I feel energy ooze out of me when I dance. But I feel like I'm being restricted in this body ... in this cage of flesh and bone. I want to soar ... I want to fly ... I want ... to dance. When I portray the rasa-leela, I am Krishna ... I am Radha. When I dance to the celestial Jagadaanandakaaraka, I am Rama ... I am Sita ... I am Thyagaraja. For when I dance ... I... am.

I exist when I dance. I simply get along when I'm not. To dance is to live ... to breathe. To be. I do not want to away from this wonderful art O Rama ... be kind to me O Blue Hued One ... and let this art practiced by Nataraja himself be a part of me. Let it seep into me ... let it rule me. I do not want accolades, I do not want applause from a crowd. I wish to dance in front of Thee ... You are my audience ... You are my Guru. You are my Nattuvanar ... You... are me.

Am I allowed to speak like this? They say only the Enlightened ones are supposed to speak of God and Themselves as One. And whatever light is within me, sure needs a spark-plug replacement sometimes :). Every mudra is a mantra to me and it pains me when someone doesn't do it right. But then again ... what is right? What is wrong? Only my perspective is the veil that separates the two.

Is he who teaches us dance the Guru? Or is it Dance itself that shows us the way? Is the Guru the Giver or the Given? Again ... hmmm. I think dance is way of bhakti. Of wanting to worship He who created You, through movements of your body. It is the most profound and the most powerful representation of joy because your entire body responds to the call of the Divine. Gaurang, Meera, Ramakrishna Paramahamsa ... all the Greats danced in ecstacy.
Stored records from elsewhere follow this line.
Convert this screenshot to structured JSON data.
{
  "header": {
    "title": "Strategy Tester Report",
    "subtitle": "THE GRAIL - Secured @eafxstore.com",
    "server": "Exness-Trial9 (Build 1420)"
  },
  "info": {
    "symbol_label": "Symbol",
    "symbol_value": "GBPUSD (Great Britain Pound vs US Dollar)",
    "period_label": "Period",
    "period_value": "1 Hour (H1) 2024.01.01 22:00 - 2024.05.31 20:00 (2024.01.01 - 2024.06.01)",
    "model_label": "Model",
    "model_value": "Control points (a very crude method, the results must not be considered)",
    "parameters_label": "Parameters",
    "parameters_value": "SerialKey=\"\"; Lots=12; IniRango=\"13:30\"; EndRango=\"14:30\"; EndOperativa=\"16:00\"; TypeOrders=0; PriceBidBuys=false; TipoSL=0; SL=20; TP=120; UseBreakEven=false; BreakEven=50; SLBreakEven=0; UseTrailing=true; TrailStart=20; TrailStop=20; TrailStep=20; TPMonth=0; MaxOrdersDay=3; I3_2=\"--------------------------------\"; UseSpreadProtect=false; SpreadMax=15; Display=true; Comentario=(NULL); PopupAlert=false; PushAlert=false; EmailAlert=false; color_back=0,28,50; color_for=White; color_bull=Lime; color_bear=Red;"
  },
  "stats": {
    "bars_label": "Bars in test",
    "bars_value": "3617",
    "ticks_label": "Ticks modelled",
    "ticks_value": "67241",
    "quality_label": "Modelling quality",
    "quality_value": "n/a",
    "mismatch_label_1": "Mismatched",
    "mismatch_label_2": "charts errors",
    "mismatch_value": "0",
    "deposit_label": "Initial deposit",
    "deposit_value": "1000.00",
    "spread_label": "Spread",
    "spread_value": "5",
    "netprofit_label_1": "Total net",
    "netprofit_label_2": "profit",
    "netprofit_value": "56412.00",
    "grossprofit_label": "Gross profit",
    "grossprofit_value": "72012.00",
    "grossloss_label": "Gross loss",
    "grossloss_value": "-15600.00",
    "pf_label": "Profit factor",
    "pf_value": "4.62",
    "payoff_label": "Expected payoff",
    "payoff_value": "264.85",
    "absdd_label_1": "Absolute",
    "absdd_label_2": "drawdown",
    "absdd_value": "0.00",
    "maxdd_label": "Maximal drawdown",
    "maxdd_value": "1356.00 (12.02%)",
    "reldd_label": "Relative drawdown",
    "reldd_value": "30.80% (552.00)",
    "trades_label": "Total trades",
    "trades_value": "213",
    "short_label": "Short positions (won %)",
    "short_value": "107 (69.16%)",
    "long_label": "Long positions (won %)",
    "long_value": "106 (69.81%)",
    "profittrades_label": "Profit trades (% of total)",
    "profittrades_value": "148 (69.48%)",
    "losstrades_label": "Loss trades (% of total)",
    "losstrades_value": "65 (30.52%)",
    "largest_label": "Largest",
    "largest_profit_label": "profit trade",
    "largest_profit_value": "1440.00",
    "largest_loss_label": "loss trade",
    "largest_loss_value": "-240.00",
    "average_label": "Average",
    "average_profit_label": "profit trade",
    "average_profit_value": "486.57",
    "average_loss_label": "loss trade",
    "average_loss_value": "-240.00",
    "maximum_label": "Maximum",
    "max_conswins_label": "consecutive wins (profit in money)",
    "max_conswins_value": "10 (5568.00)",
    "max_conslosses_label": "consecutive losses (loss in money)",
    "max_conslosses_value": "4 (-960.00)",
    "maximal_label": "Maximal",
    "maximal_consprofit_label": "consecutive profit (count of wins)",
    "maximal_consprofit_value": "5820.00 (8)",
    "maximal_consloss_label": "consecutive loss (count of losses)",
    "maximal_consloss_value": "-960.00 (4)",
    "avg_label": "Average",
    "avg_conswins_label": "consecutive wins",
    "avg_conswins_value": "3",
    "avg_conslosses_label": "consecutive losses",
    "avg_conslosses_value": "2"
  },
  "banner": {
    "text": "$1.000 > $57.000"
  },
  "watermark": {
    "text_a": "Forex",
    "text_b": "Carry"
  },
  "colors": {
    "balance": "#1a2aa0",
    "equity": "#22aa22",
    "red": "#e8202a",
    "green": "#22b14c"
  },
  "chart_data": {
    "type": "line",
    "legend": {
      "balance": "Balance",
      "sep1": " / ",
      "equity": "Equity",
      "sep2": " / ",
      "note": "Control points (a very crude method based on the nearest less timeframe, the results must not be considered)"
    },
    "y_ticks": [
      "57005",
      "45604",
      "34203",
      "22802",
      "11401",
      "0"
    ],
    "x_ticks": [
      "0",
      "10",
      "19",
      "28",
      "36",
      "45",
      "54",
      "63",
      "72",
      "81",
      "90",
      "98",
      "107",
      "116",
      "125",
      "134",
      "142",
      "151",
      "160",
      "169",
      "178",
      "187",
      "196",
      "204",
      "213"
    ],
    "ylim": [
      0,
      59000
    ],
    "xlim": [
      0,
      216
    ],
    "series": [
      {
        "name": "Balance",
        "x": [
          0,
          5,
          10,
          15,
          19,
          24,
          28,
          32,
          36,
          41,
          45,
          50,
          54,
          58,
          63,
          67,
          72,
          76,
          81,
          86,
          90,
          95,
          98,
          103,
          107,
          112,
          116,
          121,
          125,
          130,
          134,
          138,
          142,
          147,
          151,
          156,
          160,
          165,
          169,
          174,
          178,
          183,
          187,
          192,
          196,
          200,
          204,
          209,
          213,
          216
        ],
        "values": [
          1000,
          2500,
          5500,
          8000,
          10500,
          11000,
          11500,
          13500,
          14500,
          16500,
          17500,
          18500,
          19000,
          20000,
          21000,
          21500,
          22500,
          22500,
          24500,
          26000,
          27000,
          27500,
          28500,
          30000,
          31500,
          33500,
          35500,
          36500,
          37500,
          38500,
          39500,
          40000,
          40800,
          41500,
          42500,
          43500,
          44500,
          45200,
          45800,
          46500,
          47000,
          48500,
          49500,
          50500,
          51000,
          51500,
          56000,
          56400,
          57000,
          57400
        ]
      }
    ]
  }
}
And I want to do the same. I want to dance for me. Because it is me.

Saturday, September 6, 2008

The sun is out now.........

These are blue days for me. I've had a fallout with special someone and I don't think things are going to get back to normal in a hurry. On the bright side, my days at my company are numbered and boy! Am I glad to be getting out of it. You see ... I'm getting married this december :).

When I was young, probably in my 6th or 7th standard, the word marriage belonged my 'Never-ever-ever-ever-ever-mention-that-word-in-front-of-me' book. And if an aunt or an uncle happened to say that I'd be getting married some day, I'd scoff at them and retort "I'm never going to marry." Oh and this would be followed by a good deal of general foot stomping and raging and raving. Chuckles. And now ... !

Coming back to my favourite event of the year, December is going to be one heck of a special month for me :) ... haven't started shopping yet though. But the blue prints have come out and the wheels are beginning to move. The invitee lists are out(whoever comments on this post would also recieve an invitation :D) , the menu has been decided ... the hall's been booked... but lots left to do!

No ... there's no need to be blue. 'Coz the sun's out and everything seems bright and beautiful:).